A speech signal with a fundamental frequency of approximately F0=93Hz.


The spectrum of a speech signal with a fundamental frequency of approximately F0=93Hz (original) and a high-pass filtered version of it such that the fundamental frequency has been removed (high-pass filtered).


A speech signal with a fundamental frequency of approximately F0=93Hz

import IPython.display as ipd

A high-pass filtered version of it such that the fundamental frequency has been removed

import IPython.display as ipd

If \(F_{0}\) is the fundamental frequency, then the length of a single period in seconds is

\[ T=\frac{1}{F_0}. \]

The speech waveform thus repeats itself after every \(T\) seconds.

A simple way of modelling the fundamental frequency is to repeat the signal after a delay of \(T\) seconds. If a signal is sampled with a sampling rate of \(F_{s}\), then the signal repeats after a delay of \(L\) samples where

\[ L = F_s T = \frac{F_s}{F_0}. \]

A signal \(x_{n}\) then approximately repeats itself such that

\[ x_n \approx x\_{n-L} \approx x\_{n-2L} \approx x\_{n-3L}. \]

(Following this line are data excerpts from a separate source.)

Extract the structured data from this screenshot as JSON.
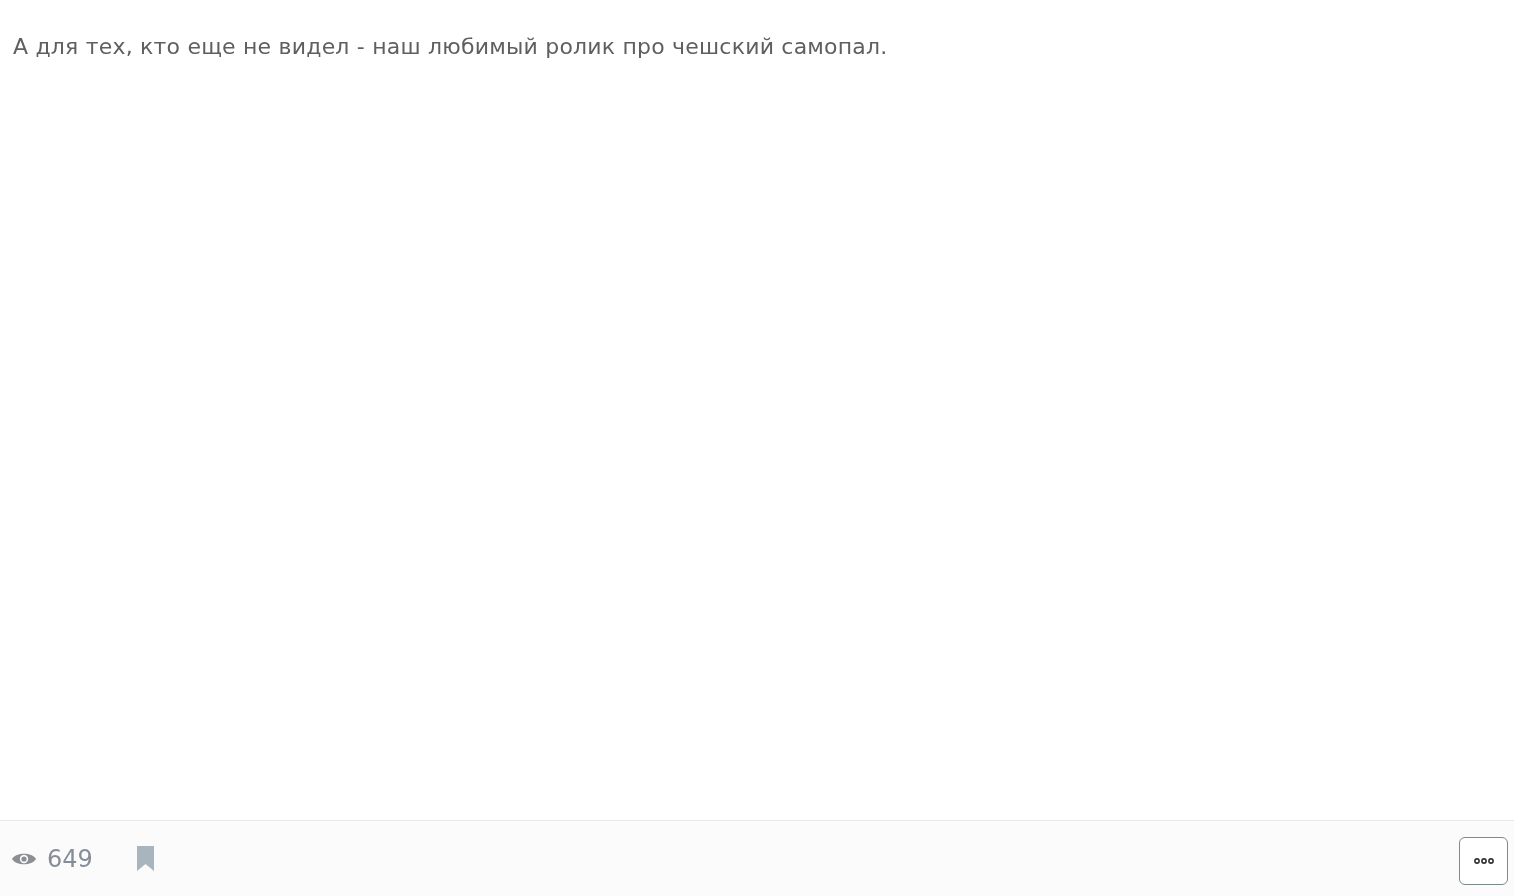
{
  "post": {
    "text": "А для тех, кто еще не видел - наш любимый ролик про чешский самопал."
  },
  "footer": {
    "views": "649",
    "bookmarked": false
  }
}
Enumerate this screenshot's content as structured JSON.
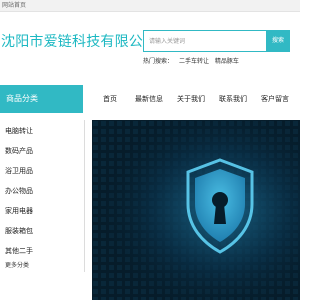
{
  "topbar": {
    "home_link": "网站首页"
  },
  "header": {
    "site_title": "沈阳市爱链科技有限公司",
    "search": {
      "placeholder": "请输入关键词",
      "button_label": "搜索"
    },
    "hot_search": {
      "label": "热门搜索：",
      "items": [
        "二手车转让",
        "精品豚车"
      ]
    }
  },
  "sidebar": {
    "header_label": "商品分类",
    "items": [
      "电脑转让",
      "数码产品",
      "浴卫用品",
      "办公物品",
      "家用电器",
      "服装箱包",
      "其他二手"
    ],
    "more_label": "更多分类"
  },
  "nav": {
    "items": [
      "首页",
      "最新信息",
      "关于我们",
      "联系我们",
      "客户留言"
    ]
  },
  "hero": {
    "image": "cyber-security-shield-banner"
  },
  "colors": {
    "accent": "#31b9c4",
    "title": "#1cb8c2",
    "hero_bg": "#061c2a"
  }
}
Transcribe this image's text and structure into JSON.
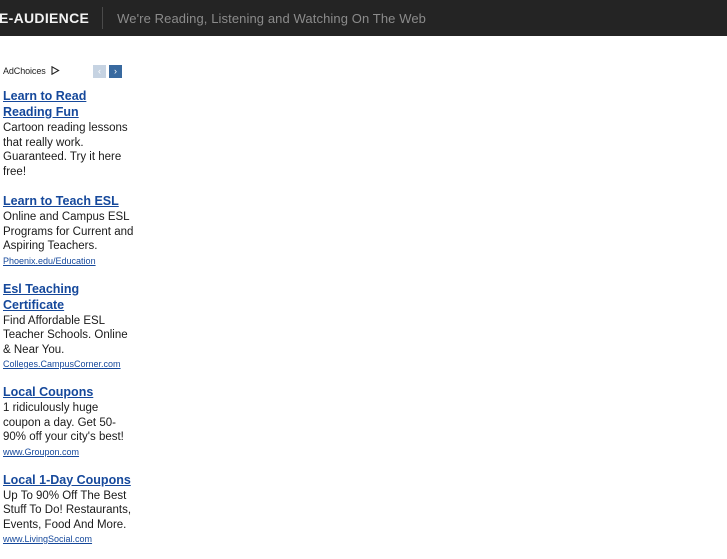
{
  "header": {
    "title": "E-AUDIENCE",
    "tagline": "We're Reading, Listening and Watching On The Web"
  },
  "ads": {
    "adchoices_label": "AdChoices",
    "adchoices_icon": "adchoices-triangle-icon",
    "prev_label": "‹",
    "next_label": "›",
    "colors": {
      "link": "#15489b",
      "header_bg": "#242424",
      "tagline": "#8b8b8b",
      "nav_prev": "#c6d3e2",
      "nav_next": "#38699f"
    },
    "items": [
      {
        "title": "Learn to Read Reading Fun",
        "description": "Cartoon reading lessons that really work. Guaranteed. Try it here free!",
        "url": ""
      },
      {
        "title": "Learn to Teach ESL",
        "description": "Online and Campus ESL Programs for Current and Aspiring Teachers.",
        "url": "Phoenix.edu/Education"
      },
      {
        "title": "Esl Teaching Certificate",
        "description": "Find Affordable ESL Teacher Schools. Online & Near You.",
        "url": "Colleges.CampusCorner.com"
      },
      {
        "title": "Local Coupons",
        "description": "1 ridiculously huge coupon a day. Get 50-90% off your city's best!",
        "url": "www.Groupon.com"
      },
      {
        "title": "Local 1-Day Coupons",
        "description": "Up To 90% Off The Best Stuff To Do! Restaurants, Events, Food And More.",
        "url": "www.LivingSocial.com"
      }
    ]
  }
}
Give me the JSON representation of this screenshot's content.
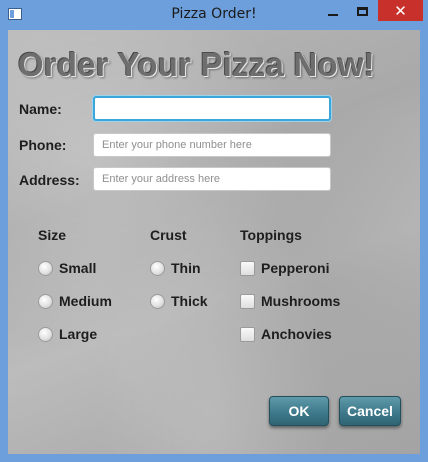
{
  "window": {
    "title": "Pizza Order!",
    "controls": {
      "minimize": "minimize",
      "maximize": "maximize",
      "close": "✕"
    },
    "accent_color": "#6d9fdc",
    "close_color": "#c7302b"
  },
  "form": {
    "heading": "Order Your Pizza Now!",
    "name": {
      "label": "Name:",
      "value": "",
      "placeholder": ""
    },
    "phone": {
      "label": "Phone:",
      "value": "",
      "placeholder": "Enter your phone number here"
    },
    "address": {
      "label": "Address:",
      "value": "",
      "placeholder": "Enter your address here"
    }
  },
  "size": {
    "title": "Size",
    "options": [
      {
        "label": "Small",
        "selected": false
      },
      {
        "label": "Medium",
        "selected": false
      },
      {
        "label": "Large",
        "selected": false
      }
    ]
  },
  "crust": {
    "title": "Crust",
    "options": [
      {
        "label": "Thin",
        "selected": false
      },
      {
        "label": "Thick",
        "selected": false
      }
    ]
  },
  "toppings": {
    "title": "Toppings",
    "options": [
      {
        "label": "Pepperoni",
        "checked": false
      },
      {
        "label": "Mushrooms",
        "checked": false
      },
      {
        "label": "Anchovies",
        "checked": false
      }
    ]
  },
  "buttons": {
    "ok": "OK",
    "cancel": "Cancel",
    "color": "#3e7a8b"
  }
}
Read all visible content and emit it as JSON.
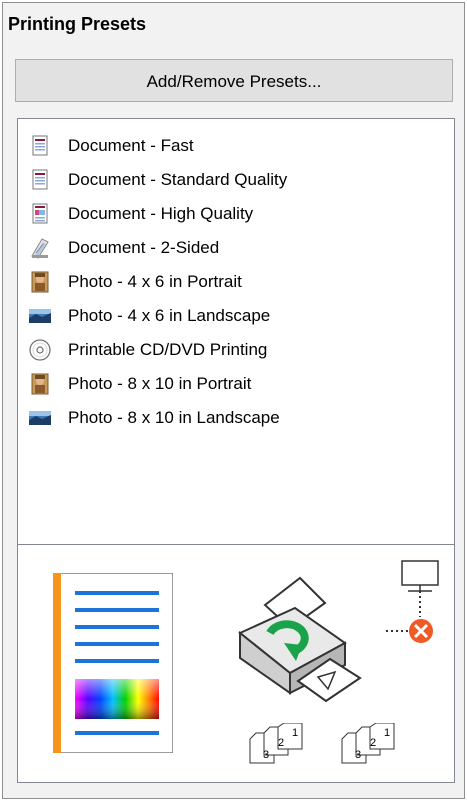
{
  "panel": {
    "title": "Printing Presets"
  },
  "toolbar": {
    "add_remove_label": "Add/Remove Presets..."
  },
  "presets": [
    {
      "label": "Document - Fast",
      "icon": "document-icon"
    },
    {
      "label": "Document - Standard Quality",
      "icon": "document-icon"
    },
    {
      "label": "Document - High Quality",
      "icon": "document-hq-icon"
    },
    {
      "label": "Document - 2-Sided",
      "icon": "document-2sided-icon"
    },
    {
      "label": "Photo - 4 x 6 in Portrait",
      "icon": "photo-portrait-icon"
    },
    {
      "label": "Photo - 4 x 6 in Landscape",
      "icon": "photo-landscape-icon"
    },
    {
      "label": "Printable CD/DVD Printing",
      "icon": "cd-dvd-icon"
    },
    {
      "label": "Photo - 8 x 10 in Portrait",
      "icon": "photo-portrait-icon"
    },
    {
      "label": "Photo - 8 x 10 in Landscape",
      "icon": "photo-landscape-icon"
    }
  ],
  "preview": {
    "collate_digits": [
      "1",
      "2",
      "3"
    ]
  },
  "colors": {
    "accent_orange": "#f7941d",
    "blue_line": "#1e74d6",
    "error_orange": "#f05a24",
    "green_arrow": "#1aa34a"
  }
}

In the Z-domain this can be modelled by an IIR-filter as

\[ B(z) = 1 - \gamma_L z^{-L}, \]

where the scalar \( 0\leq\gamma_L\leq 1 \) scales with the accuracy of the period. The Z-transform of the signal \(x_{n}\) can then be written as \( X(z)=B^{-1}(z) E(z), \) where \(E(z)\) is the Z-transform of a single period.

Segment of a speech signal, with the period length \(L\), and fundamental frequency \(F_0=1/L\). f0_L

Spectrum of speech signal with the fundamental frequency \(F_{0}\) and harmonics \(kF_{0}\), as well as the formants F1, F2, F3… Notice how the harmonics form a regular comb-structure.


The magnitude spectrum of \(B^{-1}(z)\), has then a periodic comb-structure. That is, the magnitude spectrum has peaks at \( k\,F_0 \) , for integer \(k\). For a discussion about the fundamental frequency in the cepstral domain, see Cepstrum and MFCC.

Spectrum of fundamental frequency model \(B^{-1}(z)\), showing the characteristic comb-structure with harmonic peaks appearing at integer multiples of \(F0\).